The room was silent, because you know what? Nothing happens on the fucking weekend. TPN could not be arranged with CCAC. The discharge planning person from CHEO actually said, “we can’t do that over the weekend”. I looked at her incredulous and could not form any words. It was not a new situation with us, this obstinance, but it devastated me. I looked around the room for help, no one had anything to offer.
And then, our incredible Ste.Justine nurse, Karine, whispered in Dr.Duval’s ear that she would make it happen, and despite the head shakes around the table from GI that Kate was not stable enough, he also agreed to ‘make it happen’. Karine came up with a solution of sending Kate home with IV hydration.

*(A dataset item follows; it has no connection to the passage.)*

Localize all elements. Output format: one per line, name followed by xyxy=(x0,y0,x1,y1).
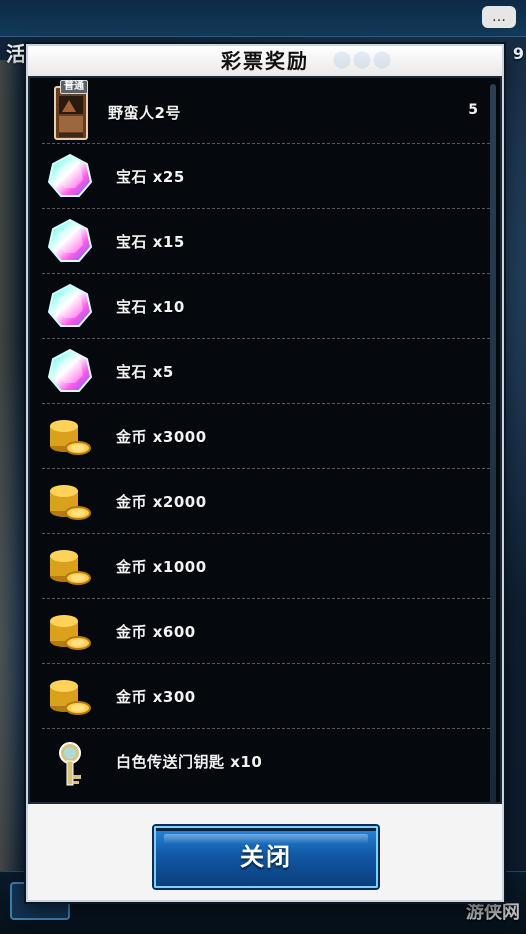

Over a 48 hour period she would be hydrated with key minerals added in to keep her stable. She would return to Ste.Justine on Monday for TPN, and that would give CCAC time to arrange TPN for home delivery on Tuesday.
I can never thank Karine enough or Dr.Duval enough. No one could have predicted what would happen next, but as things changed over the weekend, Karine had made it possible for Kate to be home. She cared enough about our little girl and our family to do what no one else would.
And so it was agreed, Kate would come home that afternoon, Friday, November 27th. I would drive to Montreal to fetch her and Brian, and we would make our decision at home as a family about what to do next, and return to Montreal on Monday, November 30th with a plan.